MY FAVOURITE HUSBAND: DEMAND YOUR RIGHTS (CBS, 1949)
---Liz (Lucille Ball) has to light a fire under George (Richard Denning) to get him out from under his morning paper for a morning kiss . . . but she flinches when George tries firing her up to be more assertive whether cancelling maid Katie's Saturday off, reproaching the milkman for a prematurely sour bottle of cream, or demanding money back on a defective gumball machine. Katie: Ruth Perrot. Officer: Possibly Frank Nelson. Writers: Bob Carroll, Jr., Madelyn Pugh, Jess Oppenheimer.
1882---Lulu McConnell (panelist: It Pays To Be Ignorant), Kansas City.
1887---Walter Connolly (actor: Charlie Chan), Cincinnati.
1896---Yip Harburg (as Isidore Hochburg; lyricist: Columbia Presents Corwin), New York City.

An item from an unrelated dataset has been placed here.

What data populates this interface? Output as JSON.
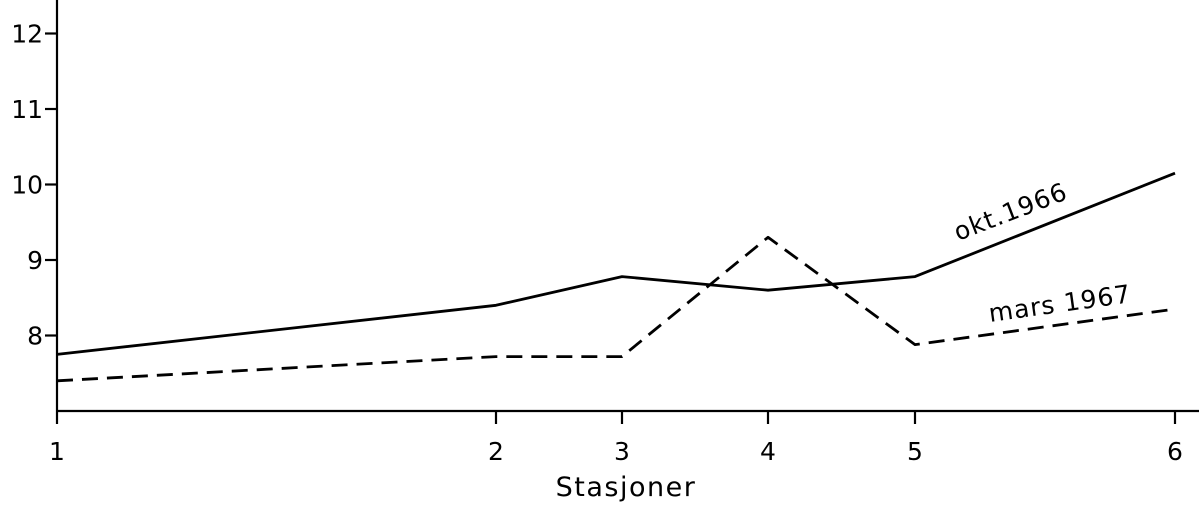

1900---Bert (The Mad Russian) Gordon (comedian: The Abbott & Costello Show, Texaco Star Theater with Fred Allen, Duffy's Tavern), New York City.
1905---Ilka Chase (panelist/hostess: Leave It to the Girls, Luncheon at the Waldorf), New York City.
1915---Fred Flowerday (director: The Lone Ranger, The Green Hornet, Challenge of the Yukon), unknown.
1919---Virginia O'Brien (actress: Blue Ribbon Town), Los Angeles.
1930---Dorothy Tutin (actress: Before the Party), London.
1941---Peggy Lennon (singer, with the Lennon Sisters: Music on Deck, Guest Star), Los Angeles.